Mole is a unit to represent the quantity of substance.$1$ mole of any substance contains ${\rm{6}}{\rm{.022 \times 1}}{{\rm{0}}^{{\rm{23}}}}$ particles and this number is known as Avogadro Number $\left( {{{\rm{N}}_{\rm{A}}}} \right)$.
${\rm{1}}\,{\rm{mol}}\,{\rm{ = }}\,{\rm{6}}{\rm{.022 \times 1}}{{\rm{0}}^{{\rm{23}}}}$ particles
Gram molecular volume: Same volume is occupied by one-gram molecule of any of the dry gas at standard temperature and pressure i.e. ${\rm{22}}{\rm{.4 L}}$ This is termed as gram molecular volume.
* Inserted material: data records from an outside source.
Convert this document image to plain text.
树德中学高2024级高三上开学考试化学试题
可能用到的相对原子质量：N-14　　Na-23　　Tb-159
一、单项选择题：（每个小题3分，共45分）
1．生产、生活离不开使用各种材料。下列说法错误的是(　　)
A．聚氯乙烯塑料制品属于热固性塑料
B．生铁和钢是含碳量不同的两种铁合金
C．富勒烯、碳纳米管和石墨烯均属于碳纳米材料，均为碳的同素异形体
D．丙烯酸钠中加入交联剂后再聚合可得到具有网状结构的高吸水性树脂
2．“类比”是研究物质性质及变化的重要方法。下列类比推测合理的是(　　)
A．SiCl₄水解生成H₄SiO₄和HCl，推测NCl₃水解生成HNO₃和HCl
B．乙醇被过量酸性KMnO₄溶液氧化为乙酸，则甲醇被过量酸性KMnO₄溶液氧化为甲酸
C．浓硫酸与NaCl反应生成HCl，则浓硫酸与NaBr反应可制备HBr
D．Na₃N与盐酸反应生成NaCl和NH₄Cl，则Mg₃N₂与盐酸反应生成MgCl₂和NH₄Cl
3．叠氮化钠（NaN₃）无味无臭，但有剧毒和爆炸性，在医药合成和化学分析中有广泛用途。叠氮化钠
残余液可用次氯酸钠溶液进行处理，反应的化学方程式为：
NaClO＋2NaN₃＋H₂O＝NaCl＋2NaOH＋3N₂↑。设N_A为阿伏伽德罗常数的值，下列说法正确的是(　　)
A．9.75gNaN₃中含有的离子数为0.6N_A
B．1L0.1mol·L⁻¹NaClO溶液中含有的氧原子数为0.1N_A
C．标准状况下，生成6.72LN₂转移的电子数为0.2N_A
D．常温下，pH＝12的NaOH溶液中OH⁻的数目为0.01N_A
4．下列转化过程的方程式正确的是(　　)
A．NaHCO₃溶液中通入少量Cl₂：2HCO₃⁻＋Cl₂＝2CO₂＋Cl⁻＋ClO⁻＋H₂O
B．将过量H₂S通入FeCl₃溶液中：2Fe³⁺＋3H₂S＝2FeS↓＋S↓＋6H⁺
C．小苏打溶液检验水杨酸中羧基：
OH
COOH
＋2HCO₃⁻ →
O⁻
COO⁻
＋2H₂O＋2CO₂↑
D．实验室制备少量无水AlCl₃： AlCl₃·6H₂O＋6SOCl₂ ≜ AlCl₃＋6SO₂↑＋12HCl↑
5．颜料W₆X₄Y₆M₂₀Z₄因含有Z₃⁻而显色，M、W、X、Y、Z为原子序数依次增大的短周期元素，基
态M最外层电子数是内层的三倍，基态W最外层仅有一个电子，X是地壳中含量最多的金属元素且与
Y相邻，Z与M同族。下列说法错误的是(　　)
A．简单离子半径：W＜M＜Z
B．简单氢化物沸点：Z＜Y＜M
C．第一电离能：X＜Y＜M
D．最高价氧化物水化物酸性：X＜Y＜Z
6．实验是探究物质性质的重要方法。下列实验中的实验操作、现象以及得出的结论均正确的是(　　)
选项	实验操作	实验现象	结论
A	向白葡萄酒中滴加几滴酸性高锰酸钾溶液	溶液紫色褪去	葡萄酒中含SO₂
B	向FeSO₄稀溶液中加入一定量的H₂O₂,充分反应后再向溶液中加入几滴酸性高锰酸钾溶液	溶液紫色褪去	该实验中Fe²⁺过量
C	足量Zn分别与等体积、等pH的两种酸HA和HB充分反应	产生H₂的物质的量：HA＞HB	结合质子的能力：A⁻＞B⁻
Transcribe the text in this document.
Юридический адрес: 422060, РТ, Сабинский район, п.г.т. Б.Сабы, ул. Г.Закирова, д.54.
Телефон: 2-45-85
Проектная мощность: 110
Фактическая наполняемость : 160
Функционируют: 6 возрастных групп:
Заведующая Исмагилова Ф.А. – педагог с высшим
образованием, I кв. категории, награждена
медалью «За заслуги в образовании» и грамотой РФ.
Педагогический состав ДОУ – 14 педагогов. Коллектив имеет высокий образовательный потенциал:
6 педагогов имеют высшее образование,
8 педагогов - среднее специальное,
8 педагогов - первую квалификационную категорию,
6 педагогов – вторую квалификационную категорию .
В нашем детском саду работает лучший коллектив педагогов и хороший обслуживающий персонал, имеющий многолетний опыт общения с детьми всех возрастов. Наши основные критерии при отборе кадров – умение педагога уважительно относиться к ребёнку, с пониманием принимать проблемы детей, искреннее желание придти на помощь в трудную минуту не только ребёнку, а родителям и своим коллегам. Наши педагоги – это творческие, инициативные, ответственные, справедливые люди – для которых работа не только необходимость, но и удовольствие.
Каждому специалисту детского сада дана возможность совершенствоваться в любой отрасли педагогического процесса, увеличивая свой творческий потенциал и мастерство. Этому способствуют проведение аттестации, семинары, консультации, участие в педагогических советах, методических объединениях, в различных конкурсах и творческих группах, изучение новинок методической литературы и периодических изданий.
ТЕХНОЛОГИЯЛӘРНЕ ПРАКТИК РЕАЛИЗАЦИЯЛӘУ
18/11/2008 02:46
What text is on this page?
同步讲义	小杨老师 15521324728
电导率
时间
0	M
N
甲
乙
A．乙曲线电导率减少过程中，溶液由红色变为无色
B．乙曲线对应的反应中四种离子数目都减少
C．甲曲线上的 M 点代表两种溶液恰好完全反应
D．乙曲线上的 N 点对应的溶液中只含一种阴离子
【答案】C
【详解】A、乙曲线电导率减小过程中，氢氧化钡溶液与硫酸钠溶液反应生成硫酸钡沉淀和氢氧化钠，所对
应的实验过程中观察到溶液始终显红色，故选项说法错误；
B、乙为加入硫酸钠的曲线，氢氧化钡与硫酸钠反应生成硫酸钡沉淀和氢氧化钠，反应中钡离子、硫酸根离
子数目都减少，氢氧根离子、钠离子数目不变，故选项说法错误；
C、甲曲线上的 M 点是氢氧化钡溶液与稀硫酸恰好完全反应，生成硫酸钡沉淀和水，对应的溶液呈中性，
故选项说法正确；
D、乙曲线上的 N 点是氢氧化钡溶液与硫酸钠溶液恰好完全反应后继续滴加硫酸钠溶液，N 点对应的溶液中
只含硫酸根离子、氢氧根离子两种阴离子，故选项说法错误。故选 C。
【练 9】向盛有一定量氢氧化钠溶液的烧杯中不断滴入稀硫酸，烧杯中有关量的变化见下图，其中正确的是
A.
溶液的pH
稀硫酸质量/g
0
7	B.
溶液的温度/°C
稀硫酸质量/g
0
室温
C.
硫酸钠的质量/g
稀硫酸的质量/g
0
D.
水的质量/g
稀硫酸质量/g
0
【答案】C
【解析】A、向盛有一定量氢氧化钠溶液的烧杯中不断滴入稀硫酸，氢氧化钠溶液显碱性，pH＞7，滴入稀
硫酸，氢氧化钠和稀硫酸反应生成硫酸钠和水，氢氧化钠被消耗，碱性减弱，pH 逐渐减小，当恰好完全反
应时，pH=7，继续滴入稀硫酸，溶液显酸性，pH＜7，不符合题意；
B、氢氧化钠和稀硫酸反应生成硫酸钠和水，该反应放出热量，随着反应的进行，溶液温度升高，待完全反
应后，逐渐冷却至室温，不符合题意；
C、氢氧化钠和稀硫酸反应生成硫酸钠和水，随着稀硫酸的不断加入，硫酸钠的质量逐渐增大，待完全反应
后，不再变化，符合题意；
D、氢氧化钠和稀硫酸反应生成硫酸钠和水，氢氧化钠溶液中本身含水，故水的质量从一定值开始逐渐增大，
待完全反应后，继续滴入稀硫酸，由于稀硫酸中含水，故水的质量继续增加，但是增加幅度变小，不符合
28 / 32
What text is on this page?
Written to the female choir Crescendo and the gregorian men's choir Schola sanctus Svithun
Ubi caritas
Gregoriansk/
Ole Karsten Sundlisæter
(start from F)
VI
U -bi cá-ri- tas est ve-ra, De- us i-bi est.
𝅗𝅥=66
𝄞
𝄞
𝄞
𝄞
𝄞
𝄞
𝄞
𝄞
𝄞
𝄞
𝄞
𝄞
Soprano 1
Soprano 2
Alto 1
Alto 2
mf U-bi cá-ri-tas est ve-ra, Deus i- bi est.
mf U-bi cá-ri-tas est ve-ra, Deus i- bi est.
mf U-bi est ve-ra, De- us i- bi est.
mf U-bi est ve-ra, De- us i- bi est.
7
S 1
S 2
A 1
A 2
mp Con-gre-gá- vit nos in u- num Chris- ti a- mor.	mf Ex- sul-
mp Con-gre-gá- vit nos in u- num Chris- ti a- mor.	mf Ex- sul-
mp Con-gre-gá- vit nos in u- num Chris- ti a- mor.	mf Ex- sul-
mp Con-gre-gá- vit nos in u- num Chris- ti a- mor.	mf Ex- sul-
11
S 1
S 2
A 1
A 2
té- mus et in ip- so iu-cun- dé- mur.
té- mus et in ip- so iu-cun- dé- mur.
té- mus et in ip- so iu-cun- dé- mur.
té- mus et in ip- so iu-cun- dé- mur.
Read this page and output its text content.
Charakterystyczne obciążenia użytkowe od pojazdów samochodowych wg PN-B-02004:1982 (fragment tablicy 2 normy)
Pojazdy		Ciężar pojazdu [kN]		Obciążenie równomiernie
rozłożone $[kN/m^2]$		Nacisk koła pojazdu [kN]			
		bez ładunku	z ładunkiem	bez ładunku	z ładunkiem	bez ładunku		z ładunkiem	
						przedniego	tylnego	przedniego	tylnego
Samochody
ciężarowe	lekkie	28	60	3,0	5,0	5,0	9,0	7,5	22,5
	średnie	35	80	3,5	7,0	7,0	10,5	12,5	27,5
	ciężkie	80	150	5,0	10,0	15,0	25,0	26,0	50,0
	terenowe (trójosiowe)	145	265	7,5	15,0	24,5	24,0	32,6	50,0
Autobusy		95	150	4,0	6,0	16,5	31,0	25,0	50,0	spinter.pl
1 gram of molecule of any dry gas occupies ${\rm{22}}{\rm{.4 L}}$ volume at STP. Hence at STP${\rm{22}}{\rm{.4 L}}$ of dry gas is equivalent to one mole of that gas and it contains ${\rm{6}}{\rm{.022 \times 1}}{{\rm{0}}^{{\rm{23}}}}$molecules i.e. Avogadro number of molecules.
A mole is the chemist's counting unit. We know that carbon 12 has a significant role in terms of the Avogadro’s constants. The Avogadro constant $6.022 \times {10^{23}}$ is defined as the number of atoms in exactly ${\rm{12g}}$ of carbon ${\rm{12}}$.